What’s the packing like?

Molly

All the vegetables get washed in the wash station and get moved into a cooler inside the farm stand. Then, on Wednesday, we take everything out and pack it all. It’s actually really fun. Usually, there’s music playing. It’s kind of chaotic sometimes, but everyone is in an assembly line, and you just go down the line and put the stuff in.

What do you think of the Health Care Share program?

Zane

It’s a really good program. It gives healthy food to people who might not have access to it, and I think that’s really important.

Do you get a sense of the impact it has on those people?

Sean

I get a lot of people saying thank you, for growing the vegetables and stuff like that. It feels good. All this hard work is worth it at the end of the day because you are growing vegetables and you’re making families happy from getting the vegetables.

Molly

One thing that I have brought up, I think that sometimes we do all this work and we don’t get so see the communities that are affected or meet the people we deliver shares to. I know what it’s doing, what the impact is, but I think it would make it feel even more like ‘this is worthwhile and this is why I’m doing this,’ if we could directly see the impact.

What’s your favorite part of being here?

Zane

The learning opportunity. I’ve never farmed before, and it’s definitely a useful skill to know how to grow your own food.

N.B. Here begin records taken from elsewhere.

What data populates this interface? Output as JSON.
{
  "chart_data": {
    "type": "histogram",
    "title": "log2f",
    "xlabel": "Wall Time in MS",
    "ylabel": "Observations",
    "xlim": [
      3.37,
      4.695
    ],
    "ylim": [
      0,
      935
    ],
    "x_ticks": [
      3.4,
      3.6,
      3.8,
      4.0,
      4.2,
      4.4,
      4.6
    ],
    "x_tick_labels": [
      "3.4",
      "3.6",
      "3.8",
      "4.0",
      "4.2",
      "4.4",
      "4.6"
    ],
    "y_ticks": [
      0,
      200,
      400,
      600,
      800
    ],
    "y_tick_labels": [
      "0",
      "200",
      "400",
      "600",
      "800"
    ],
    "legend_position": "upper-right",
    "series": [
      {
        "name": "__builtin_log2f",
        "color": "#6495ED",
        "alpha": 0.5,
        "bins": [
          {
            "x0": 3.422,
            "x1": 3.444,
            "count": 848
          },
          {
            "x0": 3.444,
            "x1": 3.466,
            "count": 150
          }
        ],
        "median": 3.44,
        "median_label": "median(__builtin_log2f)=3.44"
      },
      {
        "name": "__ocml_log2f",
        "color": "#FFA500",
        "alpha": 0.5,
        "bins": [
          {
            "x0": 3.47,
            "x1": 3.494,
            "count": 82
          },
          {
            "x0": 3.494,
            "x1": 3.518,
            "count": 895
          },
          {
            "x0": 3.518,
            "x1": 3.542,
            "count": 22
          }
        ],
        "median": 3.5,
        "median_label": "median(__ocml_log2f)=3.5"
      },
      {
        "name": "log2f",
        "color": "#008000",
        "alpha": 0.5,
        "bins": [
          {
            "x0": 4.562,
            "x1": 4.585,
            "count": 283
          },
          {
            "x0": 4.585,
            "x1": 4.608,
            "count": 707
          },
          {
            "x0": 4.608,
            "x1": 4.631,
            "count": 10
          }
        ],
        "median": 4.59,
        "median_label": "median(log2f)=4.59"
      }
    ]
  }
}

It’s been a real education?

Zane

Yes, absolutely.

Sean

I have learned a lot, like how to grow vegetables, how to transplant them. I did not know any of that stuff. When I first came here, I didn’t know what I was doing, but I could do it now. I could have a garden at home.

Molly

From the staff here but also from the people I’m working with, my peers, I have learned so much. Everyone is knowledgeable in their own field of farming, so it’s been really interesting to talk and discuss with each other different ideas and thoughts about how to do different things. It’s been really interesting to get knowledge about different areas from people I work with directly. I feel like I’ve learned so much about the land we’re working on.